En la película Annie Hall, Alvy Singer (Woody Allen) recuerda un viejo chiste. Dos mujeres mayores están en un hotel de alta montaña, y una comenta: «¡Vaya, aquí la comida es realmente terrible!», y contesta la otra: «¡Y además las raciones son muy pequeñas!». Alvy, mirando a los espectadores, dice que básicamente así es como le parece la vida, llena de soledad, histeria, sufrimiento, tristeza y, sin embargo, se acaba demasiado deprisa. Annie Hall termina con otro viejo chiste. Un tipo va al psiquiatra y le dice: «Doctor, mi hermano está loco, cree que es una gallina». Y el doctor responde: «¿Pues por qué no lo mete en un manicomio?». Y el tipo le dice: «Lo haría, pero necesito los huevos». Y eso es más o menos lo que Alvy piensa sobre las relaciones humanas: son totalmente irracionales, locas y absurdas, pero seguimos manteniéndolas porque la mayoría necesitamos los huevos.

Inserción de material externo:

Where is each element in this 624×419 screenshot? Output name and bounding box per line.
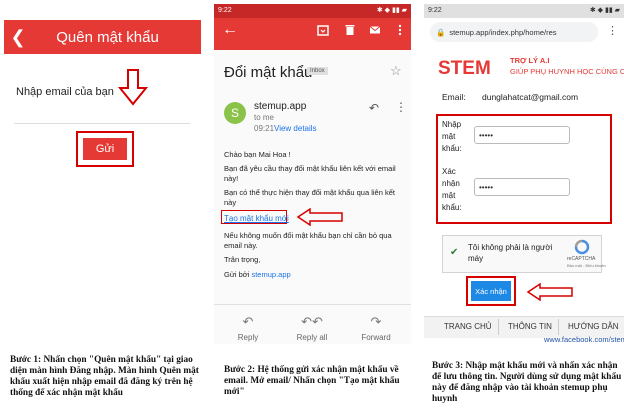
- email-line: Nếu không muốn đổi mật khẩu bạn chỉ cần …: [224, 231, 392, 250]
- status-icons: ✱ ◆ ▮▮ ▰: [589, 7, 620, 14]
- new-password-field[interactable]: •••••: [474, 126, 570, 144]
- more-vert-icon[interactable]: [394, 24, 406, 36]
- email-field-label: Nhập email của bạn: [16, 86, 114, 98]
- checkmark-icon[interactable]: ✔: [450, 247, 460, 258]
- nav-item-guide[interactable]: HƯỚNG DẪN: [568, 322, 619, 331]
- mail-icon[interactable]: [369, 24, 381, 36]
- arrow-left-icon[interactable]: ❮: [4, 27, 32, 48]
- address-bar[interactable]: 🔒 stemup.app/index.php/home/res: [430, 22, 598, 42]
- email-label: Email:: [442, 92, 466, 102]
- captcha-brand: reCAPTCHA: [567, 256, 596, 262]
- forward-label: Forward: [361, 333, 391, 342]
- archive-icon[interactable]: [317, 24, 329, 36]
- more-vert-icon[interactable]: ⋮: [607, 24, 618, 37]
- reply-all-button[interactable]: ↶↶ Reply all: [282, 314, 342, 342]
- sent-by-text: Gửi bởi: [224, 270, 250, 279]
- email-greeting: Chào bạn Mai Hoa !: [224, 150, 291, 159]
- reply-icon[interactable]: ↶: [369, 101, 379, 115]
- signature-link[interactable]: stemup.app: [251, 270, 290, 279]
- stem-logo: STEM: [436, 56, 500, 78]
- step-3-caption: Bước 3: Nhập mật khẩu mới và nhấn xác nh…: [432, 361, 622, 404]
- email-line: Bạn có thể thực hiện thay đổi mật khẩu q…: [224, 188, 395, 207]
- nav-item-info[interactable]: THÔNG TIN: [508, 322, 552, 331]
- page-title: Quên mật khẩu: [56, 28, 159, 46]
- divider: [558, 319, 559, 335]
- status-icons: ✱ ◆ ▮▮ ▰: [376, 7, 407, 14]
- confirm-password-label: Xác nhận mật khẩu:: [442, 167, 462, 212]
- view-details-link[interactable]: View details: [274, 124, 317, 133]
- arrow-left-icon[interactable]: ←: [222, 21, 238, 39]
- reply-icon: ↶: [242, 314, 254, 329]
- email-subject: Đổi mật khẩu: [224, 64, 313, 81]
- arrow-left-annotation-icon: [296, 208, 343, 226]
- confirm-button[interactable]: Xác nhận: [471, 281, 511, 301]
- create-new-password-link[interactable]: Tạo mật khẩu mới: [224, 214, 289, 223]
- tagline: GIÚP PHỤ HUYNH HỌC CÙNG CON: [510, 67, 624, 76]
- reply-button[interactable]: ↶ Reply: [218, 314, 278, 342]
- captcha-links[interactable]: Bảo mật - Điều khoản: [567, 263, 606, 268]
- toolbar: [214, 18, 411, 50]
- recaptcha-icon: [574, 239, 590, 255]
- email-regards: Trân trọng,: [224, 255, 261, 264]
- tagline: TRỢ LÝ A.I: [510, 56, 550, 65]
- forward-button[interactable]: ↷ Forward: [346, 314, 406, 342]
- svg-text:STEM: STEM: [438, 58, 491, 78]
- step-1-caption: Bước 1: Nhấn chọn "Quên mật khẩu" tại gi…: [10, 355, 199, 398]
- nav-item-home[interactable]: TRANG CHỦ: [444, 322, 492, 331]
- divider: [498, 319, 499, 335]
- send-button[interactable]: Gửi: [83, 138, 127, 160]
- reply-all-icon: ↶↶: [301, 314, 323, 329]
- avatar: S: [224, 102, 246, 124]
- email-input-underline: [14, 123, 190, 124]
- timestamp: 09:21: [254, 124, 275, 133]
- email-screen: 9:22 ✱ ◆ ▮▮ ▰ ← Đổi mật khẩu Inbox ☆ S s…: [214, 4, 411, 344]
- reset-password-screen: 9:22 ✱ ◆ ▮▮ ▰ 🔒 stemup.app/index.php/hom…: [424, 4, 624, 347]
- step-2-caption: Bước 2: Hệ thống gửi xác nhận mật khẩu v…: [224, 365, 400, 397]
- sender-name: stemup.app: [254, 101, 307, 112]
- lock-icon: 🔒: [436, 27, 446, 37]
- captcha-label: Tôi không phải là người máy: [468, 243, 553, 263]
- forward-icon: ↷: [370, 314, 382, 329]
- email-line: Bạn đã yêu cầu thay đổi mật khẩu liên kế…: [224, 164, 396, 183]
- email-value: dunglahatcat@gmail.com: [482, 92, 579, 102]
- url-text: stemup.app/index.php/home/res: [449, 27, 557, 37]
- arrow-left-annotation-icon: [526, 283, 573, 301]
- recipient: to me: [254, 113, 275, 122]
- email-signature: Gửi bởi stemup.app: [224, 270, 396, 280]
- delete-icon[interactable]: [344, 24, 356, 36]
- reply-label: Reply: [237, 333, 259, 342]
- password-label: Nhập mật khẩu:: [442, 120, 462, 153]
- app-bar: ❮ Quên mật khẩu: [4, 20, 201, 54]
- divider: [214, 304, 411, 305]
- more-vert-icon[interactable]: ⋮: [395, 100, 407, 114]
- label-badge[interactable]: Inbox: [307, 67, 328, 75]
- facebook-link[interactable]: www.facebook.com/stemup: [544, 335, 624, 344]
- confirm-password-field[interactable]: •••••: [474, 178, 570, 196]
- forgot-password-screen: ❮ Quên mật khẩu Nhập email của bạn Gửi: [4, 4, 201, 334]
- arrow-down-annotation-icon: [117, 69, 149, 106]
- reply-all-label: Reply all: [296, 333, 328, 342]
- star-icon[interactable]: ☆: [390, 63, 402, 79]
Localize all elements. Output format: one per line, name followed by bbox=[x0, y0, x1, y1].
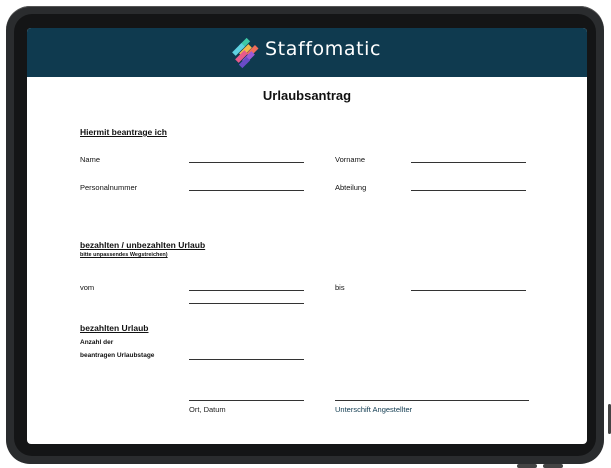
label-vom: vom bbox=[80, 283, 95, 292]
caption-signature: Unterschift Angestellter bbox=[335, 405, 413, 414]
label-count-1: Anzahl der bbox=[80, 339, 114, 346]
caption-place-date: Ort, Datum bbox=[189, 405, 226, 414]
label-bis: bis bbox=[335, 283, 345, 292]
section-heading-paid-leave: bezahlten Urlaub bbox=[80, 323, 149, 333]
abteilung-field-line[interactable] bbox=[411, 190, 526, 191]
bis-field-line[interactable] bbox=[411, 290, 526, 291]
days-field-line[interactable] bbox=[189, 359, 304, 360]
section-heading-request: Hiermit beantrage ich bbox=[80, 127, 167, 137]
label-vorname: Vorname bbox=[335, 155, 366, 164]
form-title: Urlaubsantrag bbox=[262, 88, 352, 103]
tablet-bottom-button bbox=[543, 464, 563, 468]
name-field-line[interactable] bbox=[189, 162, 304, 163]
signature-line[interactable] bbox=[335, 400, 529, 401]
document-screen: Staffomatic Urlaubsantrag Hiermit beantr… bbox=[27, 28, 587, 444]
label-name: Name bbox=[80, 155, 101, 164]
label-personalnummer: Personalnummer bbox=[80, 183, 138, 192]
label-abteilung: Abteilung bbox=[335, 183, 367, 192]
vorname-field-line[interactable] bbox=[411, 162, 526, 163]
staffomatic-logo-icon bbox=[232, 37, 259, 69]
vom-field-line[interactable] bbox=[189, 290, 304, 291]
vom-field-line-2[interactable] bbox=[189, 303, 304, 304]
personalnummer-field-line[interactable] bbox=[189, 190, 304, 191]
section-note: bitte unpassendes Wegstreichen) bbox=[80, 252, 168, 258]
brand-name: Staffomatic bbox=[265, 38, 382, 60]
place-date-line[interactable] bbox=[189, 400, 304, 401]
tablet-bottom-button bbox=[517, 464, 537, 468]
app-header: Staffomatic bbox=[27, 28, 587, 77]
label-count-2: beantragen Urlaubstage bbox=[80, 352, 155, 359]
section-heading-leave-type: bezahlten / unbezahlten Urlaub bbox=[80, 240, 206, 250]
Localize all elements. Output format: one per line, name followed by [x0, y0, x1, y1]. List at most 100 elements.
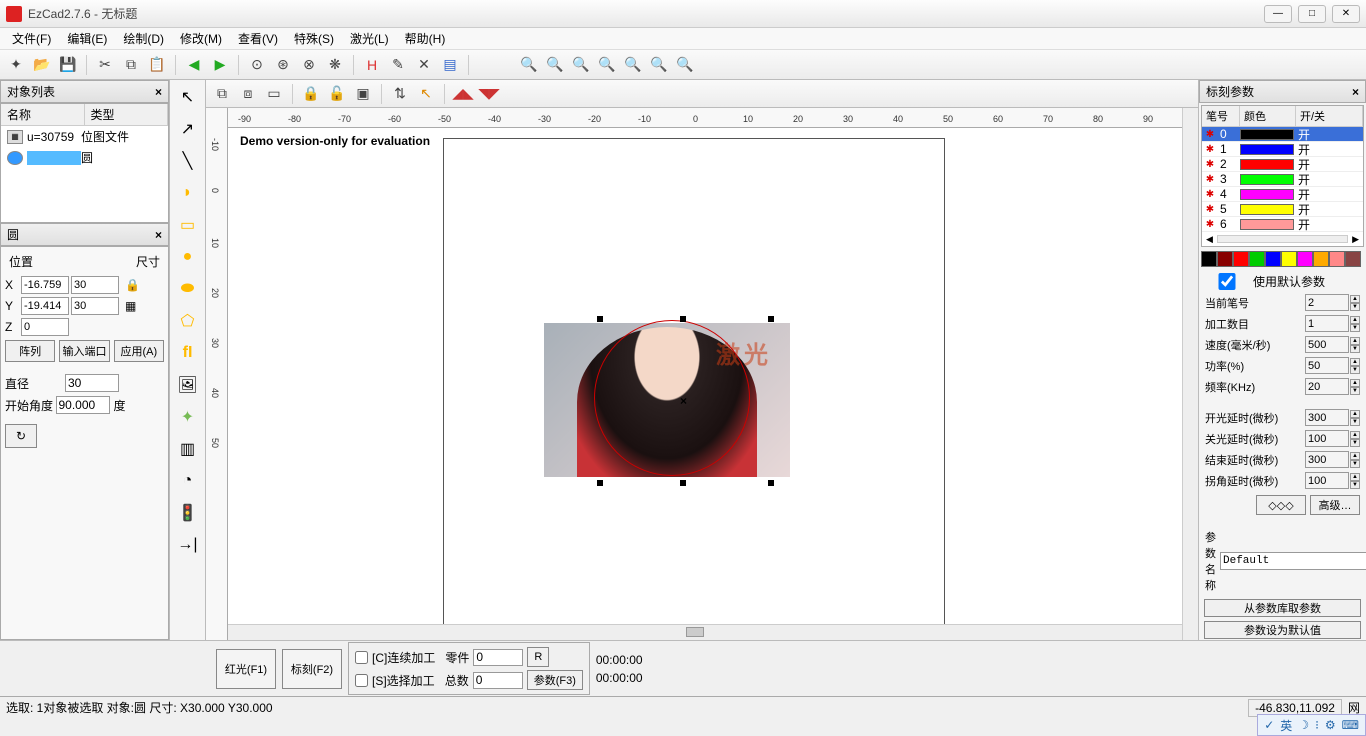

Con el fútbol post-coronavirus sucede algo parecido a los dos chistes que cuenta Alvy Singer en Annie Hall. Es un fútbol realmente terrible, y además los partidos se acaban demasiado pronto. Es un fútbol loco que se cree una gallina, pero los futboleros no lo metemos en un manicomio porque necesitamos los huevos. Ya conocemos el sabor del fútbol sin público, (casi) sin abrazos, con cinco cambios permitidos, balones desinfectados y mascarillas por todas partes. No sabe a nada. Tampoco huele a nada. Le falta corazón, como al Hombre de hojalata en El mago de Oz. Y el intento de dar vida a este fútbol de hojalata simulando el sonido ambiente de los estadios con grabaciones de los gritos de los aficionados es tan discutible como las risas enlatadas en las telecomedias, y tan peligroso como la obsesión de Frankenstein de insuflar una chispa de existencia a su criatura utilizando la electricidad. El fútbol no es una telecomedia, ni un experimento llevado a cabo por un científico que pretendió ser un moderno Prometeo. Sin el corazón del público, el fútbol no es fútbol. La electricidad de un partido de fútbol proviene de las gradas de carne y hueso, no de una grabación. Una cosa es el ambiente, y otra cosa muy diferente es el ruido. ¿Habrá vuelta atrás? El fútbol nació para ser visto en directo por los espectadores. ¿Habrán caído en la cuenta los jefazos del fútbol que los estadios son caros y que el público en las gradas es prescindible? ¿Volverá el fútbol que nos parió? Puede que no. Como dice el historiador Edward J. Watts en su espléndido ensayo República mortal, el conflicto que acabó con la República romana comenzó con el cruce políticamente trascendental de un río físicamente insignificante cuando en el año 49 a. C. Julio César atravesó el río Rubicón con su ejército. Desde el punto de vista logístico, no fue ninguna hazaña. Pero el significado político fue inmenso porque el río Rubicón era el límite entre Italia y la Galia Cisalpina, y el hecho de que César lo cruzase con las legiones bajo su mando significaba eliminar la posibilidad de una solución pacífica en su conflicto con Pompeyo.

Estas jornadas de Liga sin público en los estadios son el Rubicón del fútbol. Desde el punto de vista logístico, jugar un partido en un estadio vacío y con estrictos protocolos higiénicos no es una gran hazaña. Pero el significado político de estas jornadas de fútbol sin corazón es enorme. El fútbol ha cruzado el Rubicón. Un partido de fútbol puede jugarse con grabaciones que den ambiente, y convertirse en una telecomedia con risas enlatadas. La suerte está echada. Los futboleros seguiremos emocionándonos desde casa con este fútbol sin olor ni sabor, y lamentando que las raciones sean muy pequeñas. Y admitiremos que el fútbol sin espectadores en las gradas es tan irracional y absurdo como un hombre que cree ser una gallina, pero no dejaremos de ver partidos porque, ya saben, necesitamos los huevos.